To prepare data for calculating Fst with plink you will need to prepare a text file in which each individual sample is listed in the first column and the grouping to which that sample is assigned is listed in the second column. For example the top few lines of your file should look something like this

  #IID  site
  AI_1_001_S102_L004	inshore
  AI_1_008_merged	inshore
  AI_1_021_S97_L004	inshore

Assuming you have you named this file populations.txt you can now calculate Fst for each pair of populations and for every variant locus as follows;

  plink2 --fst site report-variants --pheno populations.txt --vcf coral3.vcf --allow-extra-chr

This will produce several output files as follows;

File Name Purpose
plink2.pop1.pop2.fst.var Fst values for individual SNPs between pop1 and pop2. There should be 3 such files if you had three genetic groupings
plink2.fst.summary Average Fst value (across all sites) for each pair of populations.
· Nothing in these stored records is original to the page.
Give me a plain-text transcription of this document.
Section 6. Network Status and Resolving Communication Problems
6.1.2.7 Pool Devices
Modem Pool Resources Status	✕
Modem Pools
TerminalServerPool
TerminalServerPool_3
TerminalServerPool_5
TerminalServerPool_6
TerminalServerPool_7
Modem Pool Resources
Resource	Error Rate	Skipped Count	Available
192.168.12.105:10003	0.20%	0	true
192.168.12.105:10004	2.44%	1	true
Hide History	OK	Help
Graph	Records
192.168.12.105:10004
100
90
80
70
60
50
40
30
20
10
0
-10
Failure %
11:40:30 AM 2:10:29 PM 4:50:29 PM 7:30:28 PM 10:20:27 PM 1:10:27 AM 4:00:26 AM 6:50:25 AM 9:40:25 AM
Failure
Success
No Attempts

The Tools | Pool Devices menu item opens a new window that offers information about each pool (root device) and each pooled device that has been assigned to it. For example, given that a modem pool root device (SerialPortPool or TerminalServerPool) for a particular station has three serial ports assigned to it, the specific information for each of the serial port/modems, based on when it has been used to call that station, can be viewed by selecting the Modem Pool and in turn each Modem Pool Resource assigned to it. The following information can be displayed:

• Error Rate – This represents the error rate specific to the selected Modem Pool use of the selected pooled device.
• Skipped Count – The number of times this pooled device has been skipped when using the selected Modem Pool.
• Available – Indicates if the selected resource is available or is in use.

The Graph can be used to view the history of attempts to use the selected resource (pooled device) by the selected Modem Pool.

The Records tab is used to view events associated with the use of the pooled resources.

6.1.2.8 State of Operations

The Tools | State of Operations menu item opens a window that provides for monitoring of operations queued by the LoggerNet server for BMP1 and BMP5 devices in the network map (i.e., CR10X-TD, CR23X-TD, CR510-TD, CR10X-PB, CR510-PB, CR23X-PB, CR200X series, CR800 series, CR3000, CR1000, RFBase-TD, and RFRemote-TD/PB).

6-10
Examine the Fst results carefully. Is there one population that seems more divergent than the others? Do you see any SNPs with an unusually high value of Fst? If so, what can you say about the genomic region(s) where these high values are found? Do they overlap with known genes?

To investigate these questions you should load Fst values into R and explore the distribution of values. To find out whether SNPs overlap with genes you can load both SNPs and gene models into a genome browser such as IGV or use bedtools.